La probamos a la mañana siguiente con rotundo éxito, don Juan cumplió su promesa y efectivamente mientras cobraba mi alimenticio pago de tres raciones diarias por tres días, Diana nuestra compañera se dedicó a comer todo lo que se la atravesaba sin compasión. Esos quince días de régimen, le habían desatado un apetito peor que el de Harold.
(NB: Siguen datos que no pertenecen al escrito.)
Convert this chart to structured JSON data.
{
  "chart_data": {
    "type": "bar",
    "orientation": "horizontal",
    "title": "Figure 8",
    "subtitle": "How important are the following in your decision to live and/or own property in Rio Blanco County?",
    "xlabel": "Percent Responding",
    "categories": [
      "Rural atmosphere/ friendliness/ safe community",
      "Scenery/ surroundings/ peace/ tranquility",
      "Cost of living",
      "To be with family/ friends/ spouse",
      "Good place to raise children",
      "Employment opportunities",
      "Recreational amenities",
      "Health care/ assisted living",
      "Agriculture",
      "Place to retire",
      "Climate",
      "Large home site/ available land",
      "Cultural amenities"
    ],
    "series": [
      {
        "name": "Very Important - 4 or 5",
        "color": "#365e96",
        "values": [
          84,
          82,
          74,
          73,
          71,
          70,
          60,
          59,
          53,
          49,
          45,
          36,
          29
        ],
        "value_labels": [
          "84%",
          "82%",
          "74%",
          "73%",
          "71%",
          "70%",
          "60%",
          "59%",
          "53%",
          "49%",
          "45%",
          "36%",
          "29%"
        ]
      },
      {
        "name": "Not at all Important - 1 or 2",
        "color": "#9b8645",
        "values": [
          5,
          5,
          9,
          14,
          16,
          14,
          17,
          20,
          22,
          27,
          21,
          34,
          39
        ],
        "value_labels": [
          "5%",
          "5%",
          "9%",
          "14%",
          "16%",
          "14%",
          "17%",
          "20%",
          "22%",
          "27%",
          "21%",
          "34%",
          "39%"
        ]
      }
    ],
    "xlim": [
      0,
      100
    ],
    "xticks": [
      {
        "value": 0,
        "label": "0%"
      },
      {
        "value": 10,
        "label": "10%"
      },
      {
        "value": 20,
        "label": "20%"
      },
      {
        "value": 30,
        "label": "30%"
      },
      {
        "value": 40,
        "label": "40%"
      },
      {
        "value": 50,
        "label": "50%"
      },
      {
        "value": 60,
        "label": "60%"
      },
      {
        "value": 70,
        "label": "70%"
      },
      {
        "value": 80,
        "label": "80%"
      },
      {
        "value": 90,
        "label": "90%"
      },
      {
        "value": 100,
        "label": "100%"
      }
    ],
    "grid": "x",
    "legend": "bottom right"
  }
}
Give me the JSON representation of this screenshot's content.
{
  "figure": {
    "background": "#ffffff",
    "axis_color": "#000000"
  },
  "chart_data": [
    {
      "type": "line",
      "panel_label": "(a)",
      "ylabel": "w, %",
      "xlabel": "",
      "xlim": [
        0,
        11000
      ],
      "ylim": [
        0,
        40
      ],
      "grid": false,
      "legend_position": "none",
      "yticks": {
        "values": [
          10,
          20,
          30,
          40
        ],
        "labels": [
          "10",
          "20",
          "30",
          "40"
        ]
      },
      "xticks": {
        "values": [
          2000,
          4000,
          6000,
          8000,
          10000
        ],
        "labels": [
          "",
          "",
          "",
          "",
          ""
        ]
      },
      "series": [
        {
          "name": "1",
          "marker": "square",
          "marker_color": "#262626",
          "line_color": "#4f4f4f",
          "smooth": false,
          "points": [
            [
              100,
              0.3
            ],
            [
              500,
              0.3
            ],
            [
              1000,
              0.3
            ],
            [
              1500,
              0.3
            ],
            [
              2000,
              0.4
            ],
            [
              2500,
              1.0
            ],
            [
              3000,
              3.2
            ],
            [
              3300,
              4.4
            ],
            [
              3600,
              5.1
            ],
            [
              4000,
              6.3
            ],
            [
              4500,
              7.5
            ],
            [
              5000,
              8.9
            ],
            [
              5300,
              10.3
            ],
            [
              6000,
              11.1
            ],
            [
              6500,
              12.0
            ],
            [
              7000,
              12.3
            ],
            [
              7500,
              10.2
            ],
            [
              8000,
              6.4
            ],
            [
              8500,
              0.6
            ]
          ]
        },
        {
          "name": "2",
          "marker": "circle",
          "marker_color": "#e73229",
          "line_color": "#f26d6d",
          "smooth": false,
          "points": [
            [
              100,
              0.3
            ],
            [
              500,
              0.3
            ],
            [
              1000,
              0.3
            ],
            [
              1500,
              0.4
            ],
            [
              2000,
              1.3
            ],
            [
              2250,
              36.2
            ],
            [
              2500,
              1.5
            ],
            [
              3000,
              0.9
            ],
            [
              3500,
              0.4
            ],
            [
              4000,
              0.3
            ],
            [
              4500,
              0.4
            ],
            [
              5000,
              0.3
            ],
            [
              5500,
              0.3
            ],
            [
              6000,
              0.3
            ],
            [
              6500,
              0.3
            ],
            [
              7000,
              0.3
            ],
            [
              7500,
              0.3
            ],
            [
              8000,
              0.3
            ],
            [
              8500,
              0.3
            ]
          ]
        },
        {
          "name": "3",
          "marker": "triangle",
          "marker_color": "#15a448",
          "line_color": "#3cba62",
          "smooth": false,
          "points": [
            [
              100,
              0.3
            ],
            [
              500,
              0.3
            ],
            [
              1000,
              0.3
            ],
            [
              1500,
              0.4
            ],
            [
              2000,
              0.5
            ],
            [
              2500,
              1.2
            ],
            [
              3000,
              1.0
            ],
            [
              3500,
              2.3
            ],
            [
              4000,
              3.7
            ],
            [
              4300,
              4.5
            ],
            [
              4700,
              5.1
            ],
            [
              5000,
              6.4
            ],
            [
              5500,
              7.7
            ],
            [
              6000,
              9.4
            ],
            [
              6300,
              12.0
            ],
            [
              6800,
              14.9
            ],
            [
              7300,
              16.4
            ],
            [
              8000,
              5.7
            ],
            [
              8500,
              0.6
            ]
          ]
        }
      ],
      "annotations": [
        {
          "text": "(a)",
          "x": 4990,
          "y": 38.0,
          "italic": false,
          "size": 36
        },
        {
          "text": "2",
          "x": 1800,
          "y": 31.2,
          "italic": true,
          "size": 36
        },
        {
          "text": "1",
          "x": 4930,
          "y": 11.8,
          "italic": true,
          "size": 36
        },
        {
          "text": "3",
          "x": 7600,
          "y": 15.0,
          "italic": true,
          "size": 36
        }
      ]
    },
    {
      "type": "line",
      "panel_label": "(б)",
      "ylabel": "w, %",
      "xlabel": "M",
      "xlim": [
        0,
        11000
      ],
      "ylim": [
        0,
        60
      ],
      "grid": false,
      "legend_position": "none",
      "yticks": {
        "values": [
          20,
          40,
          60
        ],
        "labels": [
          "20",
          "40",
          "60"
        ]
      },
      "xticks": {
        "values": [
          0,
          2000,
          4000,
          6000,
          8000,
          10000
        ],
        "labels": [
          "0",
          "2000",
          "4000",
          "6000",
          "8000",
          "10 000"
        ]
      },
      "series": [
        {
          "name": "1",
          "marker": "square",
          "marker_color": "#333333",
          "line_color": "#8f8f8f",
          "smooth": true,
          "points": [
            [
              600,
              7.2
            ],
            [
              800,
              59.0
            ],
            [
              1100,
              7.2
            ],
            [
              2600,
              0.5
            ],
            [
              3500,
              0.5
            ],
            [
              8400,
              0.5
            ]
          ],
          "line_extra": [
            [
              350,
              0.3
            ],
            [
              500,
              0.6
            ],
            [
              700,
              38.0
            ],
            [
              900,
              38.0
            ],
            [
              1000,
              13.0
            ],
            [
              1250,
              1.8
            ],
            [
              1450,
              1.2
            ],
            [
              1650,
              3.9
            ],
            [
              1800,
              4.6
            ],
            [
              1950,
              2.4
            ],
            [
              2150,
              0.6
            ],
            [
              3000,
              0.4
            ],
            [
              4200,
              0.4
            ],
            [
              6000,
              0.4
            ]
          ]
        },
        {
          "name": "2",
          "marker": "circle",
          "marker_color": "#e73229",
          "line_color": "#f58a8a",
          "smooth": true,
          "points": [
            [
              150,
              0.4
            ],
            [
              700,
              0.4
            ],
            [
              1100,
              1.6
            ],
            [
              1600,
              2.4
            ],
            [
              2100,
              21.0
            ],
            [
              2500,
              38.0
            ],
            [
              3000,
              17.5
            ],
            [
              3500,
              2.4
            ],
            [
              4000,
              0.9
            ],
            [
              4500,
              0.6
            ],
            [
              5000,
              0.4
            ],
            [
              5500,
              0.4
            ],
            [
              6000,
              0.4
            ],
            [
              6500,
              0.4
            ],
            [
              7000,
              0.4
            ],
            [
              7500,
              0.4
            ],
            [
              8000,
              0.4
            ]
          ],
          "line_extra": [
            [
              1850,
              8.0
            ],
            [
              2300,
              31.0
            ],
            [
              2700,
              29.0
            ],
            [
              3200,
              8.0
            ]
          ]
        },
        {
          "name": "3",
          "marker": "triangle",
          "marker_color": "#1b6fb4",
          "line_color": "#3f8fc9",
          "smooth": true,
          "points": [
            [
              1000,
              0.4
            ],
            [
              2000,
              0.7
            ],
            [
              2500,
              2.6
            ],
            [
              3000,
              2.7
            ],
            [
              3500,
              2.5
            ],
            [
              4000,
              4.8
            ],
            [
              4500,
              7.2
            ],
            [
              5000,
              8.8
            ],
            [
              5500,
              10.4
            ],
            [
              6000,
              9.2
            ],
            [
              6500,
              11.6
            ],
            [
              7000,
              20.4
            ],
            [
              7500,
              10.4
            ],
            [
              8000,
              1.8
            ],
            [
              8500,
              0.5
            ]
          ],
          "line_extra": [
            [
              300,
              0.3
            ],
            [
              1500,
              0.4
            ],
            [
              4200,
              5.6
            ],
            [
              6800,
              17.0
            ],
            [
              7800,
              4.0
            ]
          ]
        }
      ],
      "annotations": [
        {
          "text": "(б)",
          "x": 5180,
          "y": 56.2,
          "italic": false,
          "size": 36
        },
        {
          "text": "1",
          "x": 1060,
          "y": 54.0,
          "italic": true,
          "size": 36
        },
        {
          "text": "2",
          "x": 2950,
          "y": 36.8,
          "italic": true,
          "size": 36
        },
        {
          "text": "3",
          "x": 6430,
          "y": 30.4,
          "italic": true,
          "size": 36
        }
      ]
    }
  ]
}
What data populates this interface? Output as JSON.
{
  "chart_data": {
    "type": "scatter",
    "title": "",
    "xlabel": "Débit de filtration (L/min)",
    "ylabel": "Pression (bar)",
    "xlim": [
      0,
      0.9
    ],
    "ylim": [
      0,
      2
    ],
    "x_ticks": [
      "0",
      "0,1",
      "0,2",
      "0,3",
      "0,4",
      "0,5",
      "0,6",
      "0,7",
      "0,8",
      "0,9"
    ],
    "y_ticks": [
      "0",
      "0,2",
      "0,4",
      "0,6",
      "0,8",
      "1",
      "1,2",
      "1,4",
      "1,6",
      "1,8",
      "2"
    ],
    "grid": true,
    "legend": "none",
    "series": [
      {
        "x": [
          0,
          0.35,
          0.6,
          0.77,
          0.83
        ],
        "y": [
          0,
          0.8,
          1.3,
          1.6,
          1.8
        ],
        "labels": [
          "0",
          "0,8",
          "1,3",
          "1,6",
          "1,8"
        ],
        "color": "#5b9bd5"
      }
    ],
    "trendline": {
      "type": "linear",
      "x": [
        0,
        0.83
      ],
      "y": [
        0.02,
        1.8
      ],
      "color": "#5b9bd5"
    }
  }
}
El regreso a Santa Marta lo hicimos en campero como de costumbre, pero con un capitán de la policía como compañero y las inquisidoras preguntas sobre nuestra procedencia, destino, profesión y trabajo que estábamos realizando. Solo hasta llegar al nuevo hotel Diana comenzó a sentirse incomoda y a pedirnos que la acompañáramos al hospital.

 

Adiós a la Sierra

En la oxidada cama número cinco, de una gigantesca habitación compartida en el hospital municipal de Santa marta, con baldosas en sus paredes a punto de caer sobre sus pacientes, lloraba incansablemente Alfonso, un niño de siete años que pensaba que quedaría solo en la vida pues el techo de tejas de barro de su vieja casa se había desplomado partiéndole el brazo y no sabía nada de sus padres. Lo acampanábamos con Aida, dándole consuelo mientras Diana dormía. Nuestra compañera de viaje estaba en la aún más destartalada cama tres, con una botella de suero que según la enfermera era el tercer litro desde la noche anterior.

Contamos al médico lo sucedido con nuestros quince días de escasa alimentación y posterior desquite alimenticio de Diana, que comió sin parar durante los tres días que estuvimos en el pueblo, ante el inminente diagnóstico, de que a su aparato digestivo se le había olvidado trabajar y sufría de un severo taponamiento intestinal. Diana tuvo que quedarse un par de días más en el hospital después que su cuerpo EVACUÓ.

No queríamos regresar sin organizar la información y ante la congestionada ciudad por la celebración de las fiestas del mar, decidimos partir hacia el parque natural Tayrona, a esperar a la recuperada Diana y despedirnos del increíble viaje por la Sierra.